Para este primeiro momento, a observação, vivência e imersão no ambiente urbano

fizeram-se necessárias, na medida em que o entendimento de suas dinâmicas é essencial para

que se procurem as brechas nas quais a cena urbana pode habitar.

Partindo disso, um dos principais exercícios práticos realizados – que foi chamado de

“Investigação sobre corpos” - consistia em observar, seguir discretamente e experimentar

“imitar” os corpos que transitavam por aquele determinado espaço público.

Foram colocadas as seguintes perguntas: Qual o objetivo deste corpo? Quais são suas

relações com os outros corpos? Quais relações ele estabelece com o espaço da cidade?

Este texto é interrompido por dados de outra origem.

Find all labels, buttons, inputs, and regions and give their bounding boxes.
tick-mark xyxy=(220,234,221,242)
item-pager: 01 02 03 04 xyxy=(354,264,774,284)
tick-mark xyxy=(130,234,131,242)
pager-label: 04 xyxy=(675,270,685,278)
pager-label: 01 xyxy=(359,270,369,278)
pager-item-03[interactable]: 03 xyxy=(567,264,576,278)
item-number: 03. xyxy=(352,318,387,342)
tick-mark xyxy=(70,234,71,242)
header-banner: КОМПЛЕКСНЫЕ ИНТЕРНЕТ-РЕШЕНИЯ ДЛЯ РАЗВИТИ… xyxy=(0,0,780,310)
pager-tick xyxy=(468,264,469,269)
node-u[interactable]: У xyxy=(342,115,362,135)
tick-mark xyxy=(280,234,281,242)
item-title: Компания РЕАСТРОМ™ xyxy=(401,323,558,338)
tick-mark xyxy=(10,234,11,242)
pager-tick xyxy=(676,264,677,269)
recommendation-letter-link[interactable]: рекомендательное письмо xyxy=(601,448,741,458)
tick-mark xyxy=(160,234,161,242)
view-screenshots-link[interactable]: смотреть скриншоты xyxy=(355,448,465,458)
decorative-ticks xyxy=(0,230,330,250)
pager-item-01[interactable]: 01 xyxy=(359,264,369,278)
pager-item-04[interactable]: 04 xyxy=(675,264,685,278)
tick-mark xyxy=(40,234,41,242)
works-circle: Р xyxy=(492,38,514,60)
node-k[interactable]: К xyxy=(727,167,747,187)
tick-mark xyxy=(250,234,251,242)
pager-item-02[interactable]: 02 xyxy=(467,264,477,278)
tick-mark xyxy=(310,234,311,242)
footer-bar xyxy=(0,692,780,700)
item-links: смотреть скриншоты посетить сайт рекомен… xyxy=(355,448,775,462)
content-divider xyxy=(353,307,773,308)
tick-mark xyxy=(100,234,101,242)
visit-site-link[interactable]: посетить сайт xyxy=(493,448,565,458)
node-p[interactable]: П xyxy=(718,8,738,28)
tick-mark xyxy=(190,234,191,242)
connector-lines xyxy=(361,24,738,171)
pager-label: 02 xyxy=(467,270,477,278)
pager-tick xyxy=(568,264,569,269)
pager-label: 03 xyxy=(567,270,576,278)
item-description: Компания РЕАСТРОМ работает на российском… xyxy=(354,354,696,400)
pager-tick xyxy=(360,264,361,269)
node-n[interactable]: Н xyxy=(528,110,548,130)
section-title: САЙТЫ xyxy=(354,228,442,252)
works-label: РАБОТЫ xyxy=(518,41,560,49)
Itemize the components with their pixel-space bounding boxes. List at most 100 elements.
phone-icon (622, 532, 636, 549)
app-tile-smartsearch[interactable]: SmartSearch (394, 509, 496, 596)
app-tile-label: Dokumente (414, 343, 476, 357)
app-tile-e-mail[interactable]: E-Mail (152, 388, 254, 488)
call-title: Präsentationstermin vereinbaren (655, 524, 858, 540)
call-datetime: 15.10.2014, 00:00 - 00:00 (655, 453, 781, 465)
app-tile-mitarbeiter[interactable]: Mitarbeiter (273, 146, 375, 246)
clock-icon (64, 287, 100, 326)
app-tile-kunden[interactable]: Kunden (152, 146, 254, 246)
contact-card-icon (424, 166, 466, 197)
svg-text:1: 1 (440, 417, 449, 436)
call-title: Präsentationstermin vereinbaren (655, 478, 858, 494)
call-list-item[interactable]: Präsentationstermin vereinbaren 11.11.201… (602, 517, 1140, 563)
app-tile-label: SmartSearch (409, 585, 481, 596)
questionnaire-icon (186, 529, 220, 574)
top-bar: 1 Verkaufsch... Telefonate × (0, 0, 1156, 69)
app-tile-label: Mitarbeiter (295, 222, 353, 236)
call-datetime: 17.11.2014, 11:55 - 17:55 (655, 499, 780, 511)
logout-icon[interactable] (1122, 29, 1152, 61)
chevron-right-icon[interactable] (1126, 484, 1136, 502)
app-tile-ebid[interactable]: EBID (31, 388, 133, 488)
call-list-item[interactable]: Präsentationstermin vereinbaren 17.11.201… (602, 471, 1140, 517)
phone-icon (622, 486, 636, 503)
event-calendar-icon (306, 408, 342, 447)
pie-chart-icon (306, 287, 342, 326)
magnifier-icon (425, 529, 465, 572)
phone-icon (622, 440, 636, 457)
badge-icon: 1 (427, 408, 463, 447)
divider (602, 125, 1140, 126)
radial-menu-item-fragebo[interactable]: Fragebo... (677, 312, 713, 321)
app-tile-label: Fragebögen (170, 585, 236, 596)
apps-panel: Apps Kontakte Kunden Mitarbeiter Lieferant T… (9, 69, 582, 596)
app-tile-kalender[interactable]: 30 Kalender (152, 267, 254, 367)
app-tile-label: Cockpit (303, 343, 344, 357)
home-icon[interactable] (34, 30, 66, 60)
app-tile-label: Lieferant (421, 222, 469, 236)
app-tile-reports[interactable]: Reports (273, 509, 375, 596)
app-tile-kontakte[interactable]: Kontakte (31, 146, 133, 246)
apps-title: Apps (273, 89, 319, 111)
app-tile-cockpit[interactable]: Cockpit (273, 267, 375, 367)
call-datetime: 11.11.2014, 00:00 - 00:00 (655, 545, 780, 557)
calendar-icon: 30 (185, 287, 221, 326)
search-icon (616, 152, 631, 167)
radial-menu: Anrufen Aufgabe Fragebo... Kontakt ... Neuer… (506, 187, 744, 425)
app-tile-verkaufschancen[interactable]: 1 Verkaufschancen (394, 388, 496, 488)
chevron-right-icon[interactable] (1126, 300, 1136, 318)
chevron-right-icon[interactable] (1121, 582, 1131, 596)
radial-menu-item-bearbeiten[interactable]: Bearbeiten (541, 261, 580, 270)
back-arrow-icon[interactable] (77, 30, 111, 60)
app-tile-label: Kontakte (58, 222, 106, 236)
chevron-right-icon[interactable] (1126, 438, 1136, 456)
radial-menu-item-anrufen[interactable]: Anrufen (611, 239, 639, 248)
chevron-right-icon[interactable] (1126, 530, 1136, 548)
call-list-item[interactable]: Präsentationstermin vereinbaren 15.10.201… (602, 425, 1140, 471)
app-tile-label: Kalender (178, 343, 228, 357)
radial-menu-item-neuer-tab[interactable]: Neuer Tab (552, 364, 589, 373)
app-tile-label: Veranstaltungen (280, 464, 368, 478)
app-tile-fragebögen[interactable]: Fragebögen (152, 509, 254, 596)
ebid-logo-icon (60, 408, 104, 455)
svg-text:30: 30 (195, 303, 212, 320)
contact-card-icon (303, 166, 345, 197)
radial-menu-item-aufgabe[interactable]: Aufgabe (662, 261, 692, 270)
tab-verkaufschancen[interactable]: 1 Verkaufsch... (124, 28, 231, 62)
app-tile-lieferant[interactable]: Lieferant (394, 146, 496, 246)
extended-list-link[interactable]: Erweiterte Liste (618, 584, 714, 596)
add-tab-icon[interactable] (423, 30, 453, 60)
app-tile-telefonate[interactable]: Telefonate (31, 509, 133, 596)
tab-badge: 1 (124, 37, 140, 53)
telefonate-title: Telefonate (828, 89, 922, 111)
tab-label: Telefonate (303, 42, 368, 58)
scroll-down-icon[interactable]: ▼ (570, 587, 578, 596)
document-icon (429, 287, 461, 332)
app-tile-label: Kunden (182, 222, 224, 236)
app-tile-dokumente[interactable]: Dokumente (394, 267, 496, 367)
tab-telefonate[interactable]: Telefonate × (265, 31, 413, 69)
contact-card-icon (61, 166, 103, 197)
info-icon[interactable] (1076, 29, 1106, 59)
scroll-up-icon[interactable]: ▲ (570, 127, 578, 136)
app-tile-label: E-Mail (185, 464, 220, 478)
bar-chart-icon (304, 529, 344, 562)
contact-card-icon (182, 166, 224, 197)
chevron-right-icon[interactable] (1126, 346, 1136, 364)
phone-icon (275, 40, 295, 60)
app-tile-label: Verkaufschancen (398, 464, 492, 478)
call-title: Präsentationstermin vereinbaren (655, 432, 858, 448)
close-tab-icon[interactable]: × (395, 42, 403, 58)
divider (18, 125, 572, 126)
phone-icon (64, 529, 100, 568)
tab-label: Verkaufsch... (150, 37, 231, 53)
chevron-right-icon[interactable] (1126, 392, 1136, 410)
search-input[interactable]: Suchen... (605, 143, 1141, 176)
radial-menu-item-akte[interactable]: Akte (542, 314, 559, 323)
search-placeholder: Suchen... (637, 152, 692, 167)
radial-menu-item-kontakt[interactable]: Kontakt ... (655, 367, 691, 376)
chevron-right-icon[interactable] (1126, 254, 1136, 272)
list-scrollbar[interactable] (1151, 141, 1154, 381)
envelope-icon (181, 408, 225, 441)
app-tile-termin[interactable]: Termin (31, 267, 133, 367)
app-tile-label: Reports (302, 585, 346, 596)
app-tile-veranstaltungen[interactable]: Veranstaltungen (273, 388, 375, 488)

Essa investigação era uma tentativa de traçar aquilo que Paola Berenstein chama de

“Corpografias Urbanas” – a cidade presentificada e expressa no corpo de quem a vivencia.

Segundo a autora, é possível decifrar as corpografias através do estudo dos movimentos, dos

gestos e dos padrões corporais de ação, na tentativa de, através dos corpos, conhecermos a

cidade e a rede de interações que ela compõe.

Esse estudo dos corpos e das corpografias foram também embasados na discussão que

Eleonora Fabião realiza acerca da ideia de “corpo relacional”.

O marco da performance – talvez seu diferencial mais claro – é a afirmação acentuada

do corpo enquanto suporte e tema da ação artística. Não foi a toa que escolhemos este

“elemento” como o primeiro a ser trabalhado e pesquisado neste projeto.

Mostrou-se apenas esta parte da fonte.